UKRAINE BETWEEN EAST AND WEST.
Publication: Monitor Volume: 3 Issue: 199
While the summit of the CIS heads of state currently meeting in Chisinau may have attracted the big headlines, an IMF mission now in Kyiv may have greater significance for Ukraine’s medium-term economic prospects.
The visit by the IMF delegation, which began its discussions with Ukrainian officials on October 20, comes at an important time for Ukrainian economic policy. Ukraine is nearly alone among CIS countries in that signs of economic recovery are few and far between, with GDP expected to decline again in 1997, by some 5-6 percent. Although inflation has fallen to about 10 percent per year and the hryvnya remains stable (at around $1 = 1.87 hryvnya), the Fund refused to approve a $2.5 billion extended funding facility for Ukraine in July. A $542 million stand-by credit was authorized instead, but payment of the second and third tranches from this credit have not been made. In addition, the World Bank recently announced that it may cancel funding for three of its projects in Ukraine, totaling another $400 million.
These negotiations, moreover, are occurring against a background of what may be an increased Ukrainian willingness to "go it alone" — without assistance from the IMF and World Bank. A report on the "Economic Security of Ukraine" recently issued by the National Security Council in Kyiv reportedly called ties with international financial institutions "a key danger in the country’s economic security" and recommended that the government take a tougher stand in negotiations with the IMF.
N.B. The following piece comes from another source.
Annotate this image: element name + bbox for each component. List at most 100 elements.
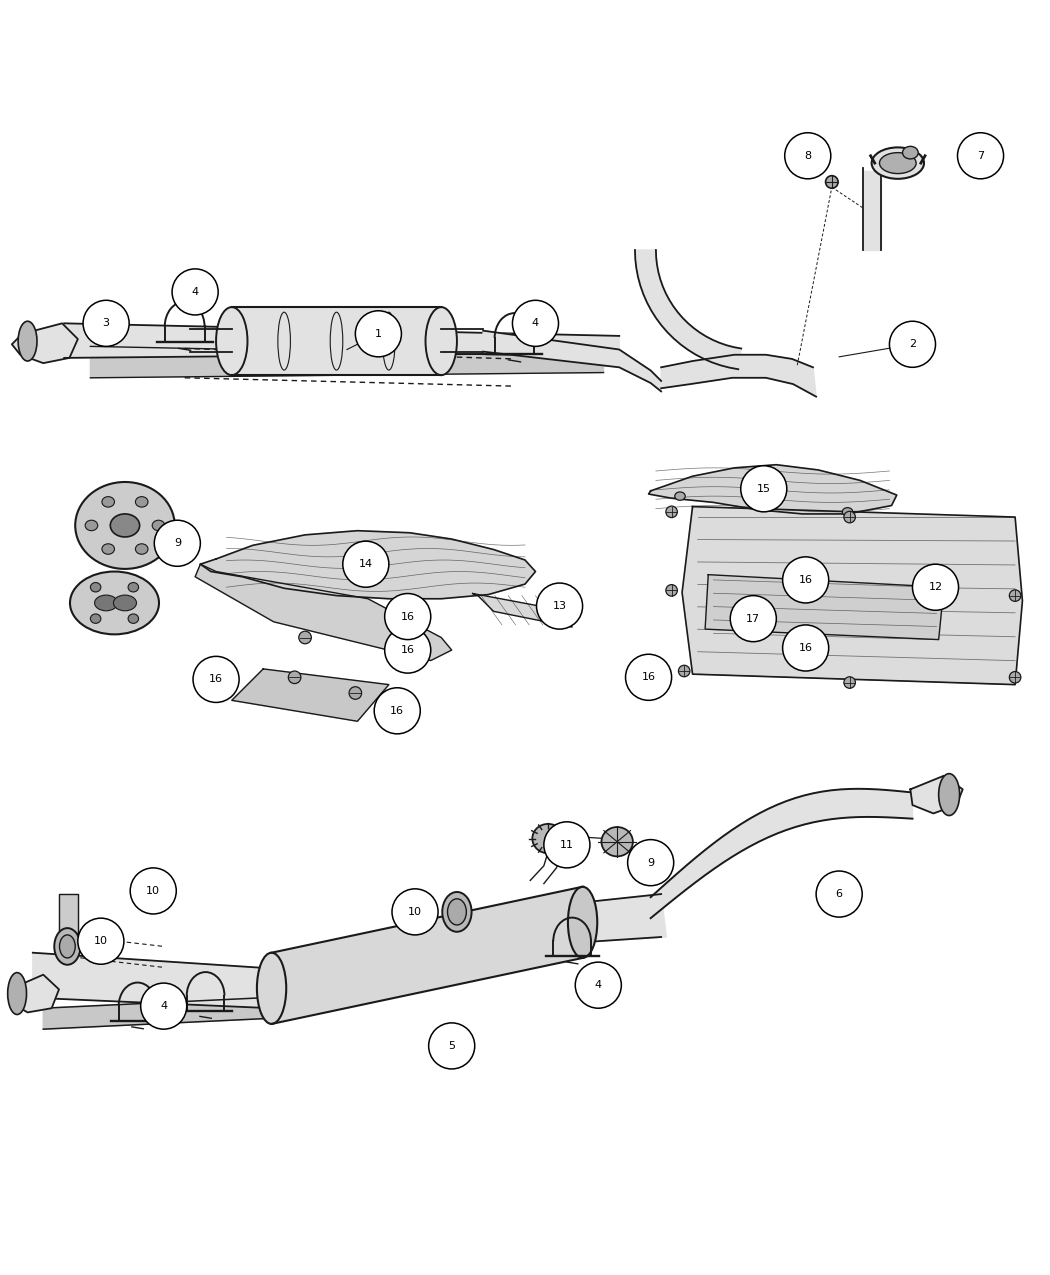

Ukraine’s successful Eurobond placements on the European and Japanese security markets last month may have contributed to the belief that external finance for Ukraine’s current-account deficit can be procured without the IMF’s assistance. A Ukrainian-Japanese agreement announced last week that could provide as much as $5 billion in Japanese financing for Ukrainian imports could also reduce Ukraine’s reliance on official funding sources. (InfoBank, October 17) Whether Ukraine can really "liberate" itself from IMF funding is another matter, however. The hryvnya’s extensive appreciation in real terms during the past 12 months (a trend that makes Ukrainian exports less competitive), and the relatively small size of Ukraine’s foreign exchange reserves (compared to the country’s imports) suggest that Ukraine could well need increased IMF assistance in the medium term.